驚くべきことに、Weight Entanglementを利用した場合、再学習を行わなった場合と行わなかった場合とで、ほとんど性能の変化が起こらないことがわかります。この点について、より詳しい実験を行った結果は以下のようになります。

表の通り、スーパーネットから重みを引き継いだ状態(Inherited)、30エポックの微調整を行った場合(Finetune)、ゼロから300エポックの再学習を行った場合(Retrain)で、性能の変化はごくわずかしか起きていません 

また以下の図では、再学習を行わないままでも優れた性能を発揮するサブネットが多数存在することが示されています。 

これらの結果は、スーパーネットから重みを引き継いだサブネットの性能を、アーキテクチャの優劣の比較の指標として用いることの有効性を示していると言えます。また、ランダム探索と進化探索との比較結果は以下のとおりです。

この図では、各世代ごとの上位50までの性能がプロットされており、進化探索がランダム探索と比べ優位であることがわかります。

既存手法との比較結果について

CNNベース/Transformerベースの様々な既存手法について、ImageNet上でのAutoFormerとの比較結果は以下の通りです。 

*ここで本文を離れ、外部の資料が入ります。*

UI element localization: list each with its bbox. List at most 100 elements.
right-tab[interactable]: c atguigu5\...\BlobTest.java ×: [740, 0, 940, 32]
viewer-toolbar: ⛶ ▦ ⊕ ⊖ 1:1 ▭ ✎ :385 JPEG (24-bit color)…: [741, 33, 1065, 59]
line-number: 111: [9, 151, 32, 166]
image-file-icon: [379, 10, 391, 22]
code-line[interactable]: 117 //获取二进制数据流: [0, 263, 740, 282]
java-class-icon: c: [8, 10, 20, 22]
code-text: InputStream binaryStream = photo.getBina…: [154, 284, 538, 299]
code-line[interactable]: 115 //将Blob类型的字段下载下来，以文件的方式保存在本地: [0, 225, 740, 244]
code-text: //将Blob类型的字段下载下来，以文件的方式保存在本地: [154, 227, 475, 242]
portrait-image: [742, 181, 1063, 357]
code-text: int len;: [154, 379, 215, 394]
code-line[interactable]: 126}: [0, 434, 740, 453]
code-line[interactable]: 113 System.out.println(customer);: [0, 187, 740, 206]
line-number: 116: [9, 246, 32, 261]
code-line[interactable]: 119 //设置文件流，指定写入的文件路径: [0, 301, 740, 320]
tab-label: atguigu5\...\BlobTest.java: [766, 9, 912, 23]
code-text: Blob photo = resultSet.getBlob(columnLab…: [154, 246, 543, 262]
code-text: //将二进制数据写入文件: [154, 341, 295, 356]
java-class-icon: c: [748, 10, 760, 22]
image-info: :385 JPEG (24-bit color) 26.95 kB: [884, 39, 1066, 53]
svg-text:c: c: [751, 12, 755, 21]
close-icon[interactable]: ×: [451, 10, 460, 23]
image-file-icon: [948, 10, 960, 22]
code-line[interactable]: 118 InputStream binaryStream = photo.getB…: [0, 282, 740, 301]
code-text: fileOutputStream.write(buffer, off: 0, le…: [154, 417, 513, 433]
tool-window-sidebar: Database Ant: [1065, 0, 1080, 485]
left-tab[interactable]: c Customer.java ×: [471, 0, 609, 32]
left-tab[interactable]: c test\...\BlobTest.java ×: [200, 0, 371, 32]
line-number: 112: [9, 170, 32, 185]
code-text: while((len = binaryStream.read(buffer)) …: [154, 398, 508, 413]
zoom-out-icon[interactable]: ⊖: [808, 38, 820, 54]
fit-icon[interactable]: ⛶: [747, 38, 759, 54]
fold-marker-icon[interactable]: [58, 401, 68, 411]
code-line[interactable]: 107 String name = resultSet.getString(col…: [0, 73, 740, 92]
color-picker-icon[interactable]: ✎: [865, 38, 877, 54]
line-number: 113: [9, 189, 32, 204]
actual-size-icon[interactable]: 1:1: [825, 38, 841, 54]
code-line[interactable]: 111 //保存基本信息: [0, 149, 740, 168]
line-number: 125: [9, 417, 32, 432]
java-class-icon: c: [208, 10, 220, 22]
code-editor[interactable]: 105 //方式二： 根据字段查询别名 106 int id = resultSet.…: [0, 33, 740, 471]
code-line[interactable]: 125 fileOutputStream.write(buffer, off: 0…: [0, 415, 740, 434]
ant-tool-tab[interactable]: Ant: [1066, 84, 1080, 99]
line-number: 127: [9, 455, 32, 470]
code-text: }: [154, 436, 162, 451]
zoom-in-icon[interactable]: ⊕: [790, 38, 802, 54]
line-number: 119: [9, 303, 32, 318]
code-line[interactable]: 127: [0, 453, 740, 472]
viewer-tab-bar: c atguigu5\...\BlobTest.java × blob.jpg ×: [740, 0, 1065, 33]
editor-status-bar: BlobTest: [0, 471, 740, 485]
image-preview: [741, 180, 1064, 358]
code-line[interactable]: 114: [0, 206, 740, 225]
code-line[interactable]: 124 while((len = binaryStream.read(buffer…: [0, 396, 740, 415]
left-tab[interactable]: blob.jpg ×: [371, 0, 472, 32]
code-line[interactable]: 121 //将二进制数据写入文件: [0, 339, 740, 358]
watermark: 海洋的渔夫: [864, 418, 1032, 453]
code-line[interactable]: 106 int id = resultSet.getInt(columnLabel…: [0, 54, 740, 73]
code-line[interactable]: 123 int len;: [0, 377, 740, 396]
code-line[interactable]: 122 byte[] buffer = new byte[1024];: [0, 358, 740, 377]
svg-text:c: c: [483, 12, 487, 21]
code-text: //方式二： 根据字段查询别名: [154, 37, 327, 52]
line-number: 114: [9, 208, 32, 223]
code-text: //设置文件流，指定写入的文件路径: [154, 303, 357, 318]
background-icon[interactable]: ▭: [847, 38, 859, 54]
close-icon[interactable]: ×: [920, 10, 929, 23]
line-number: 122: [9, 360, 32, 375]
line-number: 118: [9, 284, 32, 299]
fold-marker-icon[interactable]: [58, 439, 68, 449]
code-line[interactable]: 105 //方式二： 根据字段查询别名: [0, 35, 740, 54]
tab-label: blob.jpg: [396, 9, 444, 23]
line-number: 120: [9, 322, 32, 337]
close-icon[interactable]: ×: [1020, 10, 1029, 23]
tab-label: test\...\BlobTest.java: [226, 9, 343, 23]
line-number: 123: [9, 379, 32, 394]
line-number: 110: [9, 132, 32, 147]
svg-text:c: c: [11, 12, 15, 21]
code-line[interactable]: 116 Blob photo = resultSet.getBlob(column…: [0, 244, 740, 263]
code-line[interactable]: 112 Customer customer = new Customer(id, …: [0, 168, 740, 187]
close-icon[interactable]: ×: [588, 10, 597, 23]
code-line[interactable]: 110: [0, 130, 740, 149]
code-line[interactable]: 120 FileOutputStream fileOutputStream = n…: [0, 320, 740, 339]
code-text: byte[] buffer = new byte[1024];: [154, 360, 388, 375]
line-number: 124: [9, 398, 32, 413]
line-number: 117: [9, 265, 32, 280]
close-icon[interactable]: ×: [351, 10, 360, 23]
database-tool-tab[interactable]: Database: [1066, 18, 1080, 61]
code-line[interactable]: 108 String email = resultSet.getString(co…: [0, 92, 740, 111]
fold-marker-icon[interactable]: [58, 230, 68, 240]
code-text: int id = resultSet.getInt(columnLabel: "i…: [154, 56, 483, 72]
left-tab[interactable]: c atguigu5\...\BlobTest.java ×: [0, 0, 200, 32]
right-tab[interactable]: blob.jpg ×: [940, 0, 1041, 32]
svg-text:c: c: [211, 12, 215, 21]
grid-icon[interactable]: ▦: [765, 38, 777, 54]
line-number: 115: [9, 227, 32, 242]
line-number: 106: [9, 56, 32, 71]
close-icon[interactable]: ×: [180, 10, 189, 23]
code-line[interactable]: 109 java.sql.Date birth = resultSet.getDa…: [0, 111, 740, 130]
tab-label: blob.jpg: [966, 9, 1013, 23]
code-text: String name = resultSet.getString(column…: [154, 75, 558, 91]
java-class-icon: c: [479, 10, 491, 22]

AutoFormerの結果は、再学習やfine-tuningを行わず、スーパーネットから重みを引き継いだままの結果が示されています。

表の通り、Transformerベースの手法であるViTDeiTと比べて優れた精度を示すことがわかりました。ただし、CNNベースの手法であるMobileNetV3EfficientNetには未だ劣っており、視覚タスクにおける既存手法全てに対し優れた結果を示したわけではない点には注意が必要です。

・転移学習について

ImageNetで学習したAutoFormerを別のデータセット上で転移学習を行った場合の結果は以下のようになります。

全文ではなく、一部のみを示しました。